Tito Fabbri

Personal information
- Full name: Tito Maria Fabbri
- Date of birth: 22 September 2009 (age 16)
- Place of birth: Modena, Italy
- Position: Midfielder

Team information
- Current team: Modena
- Number: 6

Youth career
- 2023–2025: Sassuolo
- 2025–2026: Modena

Senior career*
- Years: Team / Apps / (Gls)
- 2025–: Modena / 1 / (0)

International career^{‡}
- 2024–2025: Italy U16 / 4 / (0)
- 2025: Italy U17 / 7 / (1)

= Tito Fabbri =

Italian footballer (born 2009)

Tito Fabbri (born 22 September 2009) is an Italian professional footballer who plays as a midfielder for Modena.

== Club career ==

Born in Modena, Fabbri first played for the World Child of San Faustino in his hometown, before joining the Sassuolo Academy in 2023, where he was a standout with the under-15 and under-16. Also a rugby player before he fully dedicated his career to football, he still was spending half of his time playing rugby while with the under-15 at Sassuolo.

In the summer 2026, he choose to sign his first professional contract with Modena, where he soon became a leader of the Primavera team.

On February 2026 he first featured on the team sheet with Andrea Sottil's first team during a Serie A game.

Fabbri made his professional debut with Modena in a 1–0 Serie B loss to Avellino on 8 May 2026. At 16 years old, 7 months and 12 days, he became Modena's youngest ever player, in a team where had already played fellow youngsters Edoardo Colpo, Pietro Arnaboldi and Samuel Wiafe that season.
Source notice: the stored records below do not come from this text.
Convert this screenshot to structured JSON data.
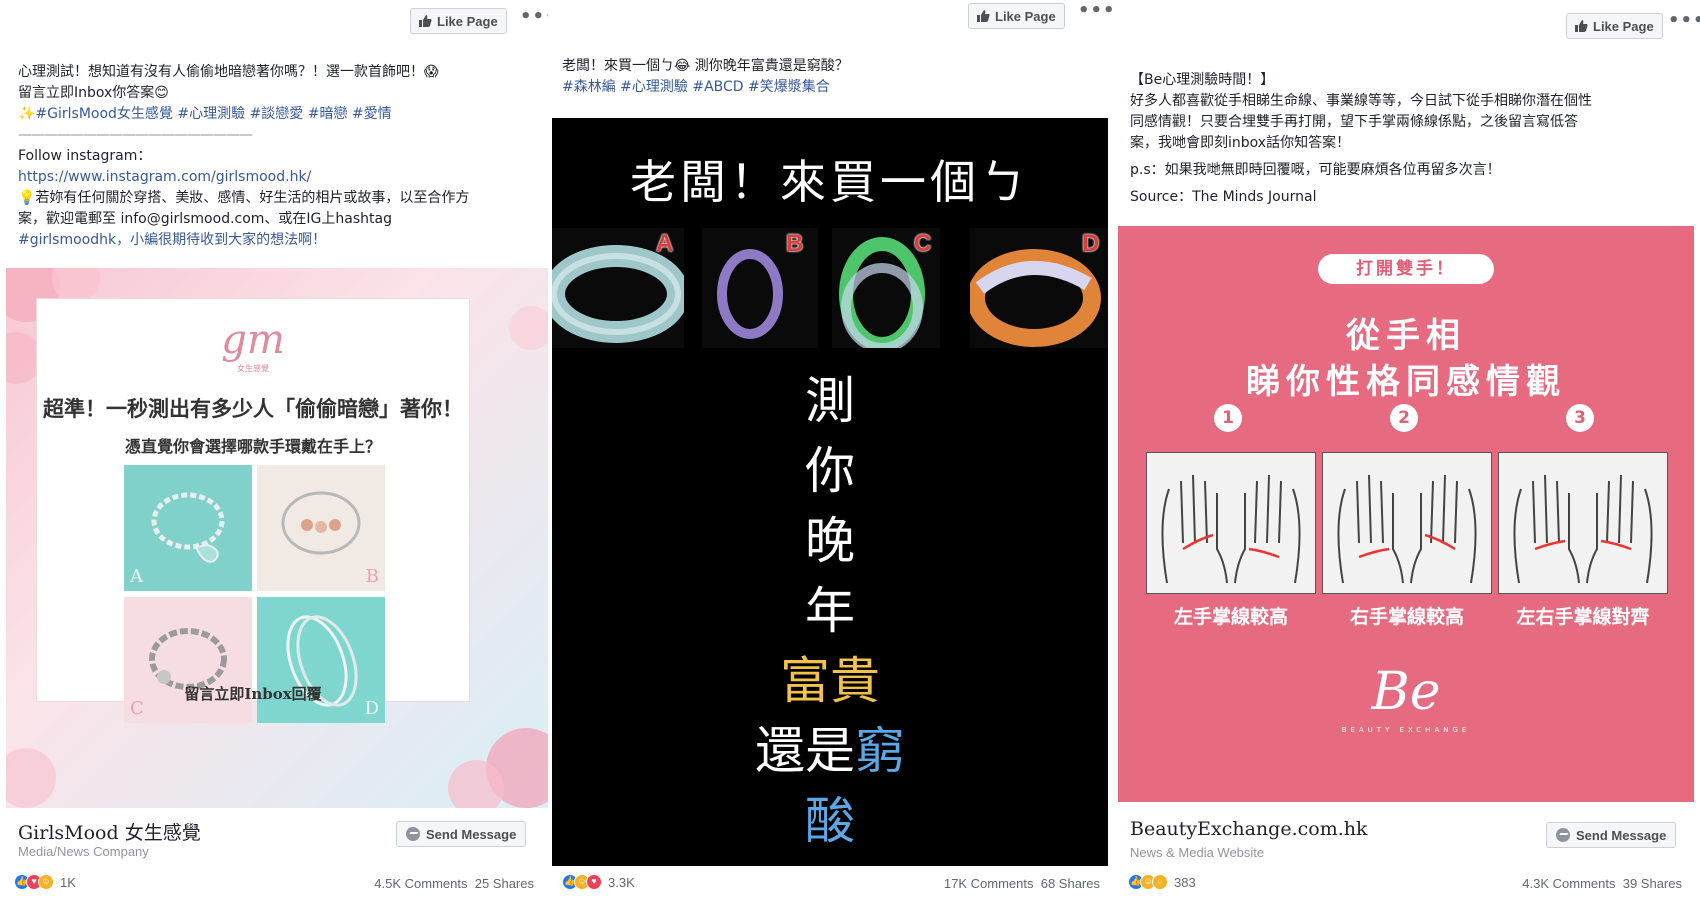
{
  "posts": [
    {
      "like_label": "Like Page",
      "lines": [
        "心理測試！想知道有沒有人偷偷地暗戀著你嗎？！選一款首飾吧！😱",
        "留言立即Inbox你答案😊",
        "✨#GirlsMood女生感覺 #心理測驗 #談戀愛 #暗戀 #愛情",
        "——————————————————",
        "Follow instagram：",
        "https://www.instagram.com/girlsmood.hk/",
        "💡若妳有任何關於穿搭、美妝、感情、好生活的相片或故事，以至合作方",
        "案，歡迎電郵至 info@girlsmood.com、或在IG上hashtag",
        "#girlsmoodhk，小編很期待收到大家的想法啊！"
      ],
      "image": {
        "logo": "gm",
        "logo_sub": "女生感覺",
        "title": "超準！一秒測出有多少人「偷偷暗戀」著你！",
        "subtitle": "憑直覺你會選擇哪款手環戴在手上？",
        "options": [
          "A",
          "B",
          "C",
          "D"
        ],
        "bottom": "留言立即Inbox回覆"
      },
      "page_name": "GirlsMood 女生感覺",
      "category": "Media/News Company",
      "send_label": "Send Message",
      "reactions_count": "1K",
      "comments": "4.5K Comments",
      "shares": "25 Shares"
    },
    {
      "like_label": "Like Page",
      "lines": [
        "老闆！來買一個ㄅ😂  測你晚年富貴還是窮酸？",
        "#森林編  #心理測驗  #ABCD  #笑爆漿集合"
      ],
      "image": {
        "headline": "老闆！來買一個ㄅ",
        "options": [
          "A",
          "B",
          "C",
          "D"
        ],
        "vertical_white": [
          "測",
          "你",
          "晚",
          "年"
        ],
        "rich": "富貴",
        "poor_prefix": "還是",
        "poor": "窮",
        "sour": "酸"
      },
      "page_name": "",
      "category": "",
      "reactions_count": "3.3K",
      "comments": "17K Comments",
      "shares": "68 Shares"
    },
    {
      "like_label": "Like Page",
      "lines": [
        "【Be心理測驗時間！】",
        "好多人都喜歡從手相睇生命線、事業線等等，今日試下從手相睇你潛在個性",
        "同感情觀！只要合埋雙手再打開，望下手掌兩條線係點，之後留言寫低答",
        "案，我哋會即刻inbox話你知答案！",
        "p.s：如果我哋無即時回覆嘅，可能要麻煩各位再留多次言！",
        "Source：The Minds Journal"
      ],
      "image": {
        "pill": "打開雙手！",
        "title1": "從手相",
        "title2": "睇你性格同感情觀",
        "numbers": [
          "1",
          "2",
          "3"
        ],
        "labels": [
          "左手掌線較高",
          "右手掌線較高",
          "左右手掌線對齊"
        ],
        "logo": "Be",
        "logo_sub": "BEAUTY EXCHANGE"
      },
      "page_name": "BeautyExchange.com.hk",
      "category": "News & Media Website",
      "send_label": "Send Message",
      "reactions_count": "383",
      "comments": "4.3K Comments",
      "shares": "39 Shares"
    }
  ],
  "colors": {
    "facebook_blue": "#385898",
    "pink_bg": "#e66a80",
    "black_bg": "#000000",
    "rich_gold": "#f2c24a",
    "poor_blue": "#5aa8e6"
  }
}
== International career ==

Fabbri is a youth international for Italy, having played for the under-16 and under-17. For his first two games with the latter he scored a goal and delivered two assists during two friendlies against Albania

== Style of play ==

Tito Fabbri is described as versatile midfielder, tactically astute and technically gifted, great moving the ball forward with precise passing.

Good at tacking free kicks, he's been compared to the likes of Miralem Pjanić and his footballing model is Belgian international Kevin De Bruyne.